Kendi elleriyle oğlu Murat Yıldız’ı karakola götürdükten sonra bir daha kendisinden haber alamayan Yıldız’ın annesi Hanife Yıldız da şunları söyledi: “Oğlumu en son arabayla iş yerime getirdiklerinde gördüm. O kadar dövmüşlerdi ki gözleri kan çanağıydı. Düşünün ki bir anne adaletinize güveniyor ve kötülük bir daha yaşanmasın diye oğlunu size getiriyor ve 25 yıldır da kendisinden haber alamıyor.”
Yıldız şöyle devam etti:
“Bir bakın ne Müslümanlığa ne de insanlığa sığacak bir şey mi? Buradaki insanların hepsi tertemiz ama sizin yüzünüz kara, elleriniz kanlı. Şimdi bunlar bu ülkeyi birbirleriyle paylaşıyorlar; bize ise Galatasaray Meydanı’nı yasaklıyorlar. Bize bir mezar yerini layık görüyorlar. Burada polis Şah İsmail Öztürk’e sesleniyorum; hani bana bir şey dedi ve o hep içimde yara oldu, dedi ki ‘keşke benim yanımda olsaydı burnu bile kanamazdı’ peki savcılar neden harekete geçmiyor?
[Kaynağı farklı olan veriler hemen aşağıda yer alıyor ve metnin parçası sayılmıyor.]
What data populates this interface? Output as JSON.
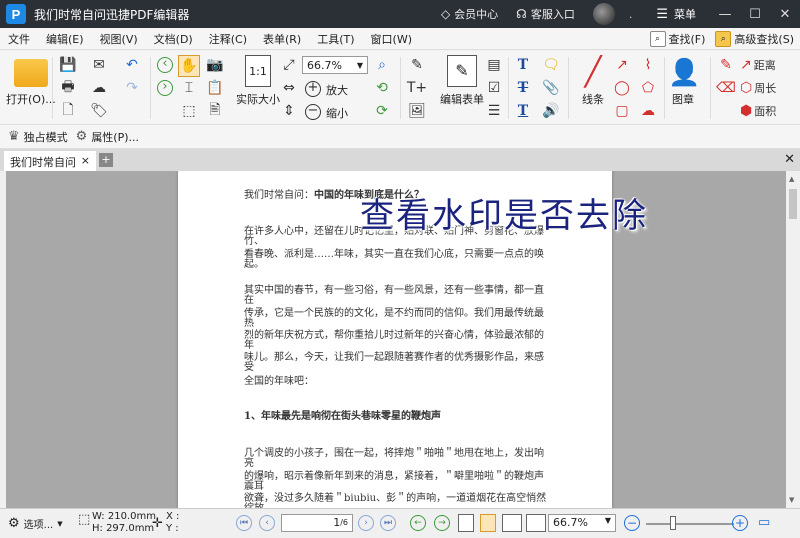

Ben 25 yıldır bir savcının bana el uzatmasını bekliyorum. Şimdi de utanmadan beni arayıp güvenliğimi almak istediğinizi söylüyorsunuz. Ya Allah aşkına ben 19 yaşında gözlerimden dahi sakındığım, bir tokat bile atmadığım bir evladımı size getirdim güvenliğini sağlamanız için. Şimdi sen benim güvenliğimi sağlasan ne olur, sağlamasan ne olur. Zaten ölü müyüm diri miyim, ne yaşıyorum biliyor musun?”
“BENİM İÇİMDEKİ ATEŞİ GÖZYAŞLARIMLA SİLME DERDİM VAR”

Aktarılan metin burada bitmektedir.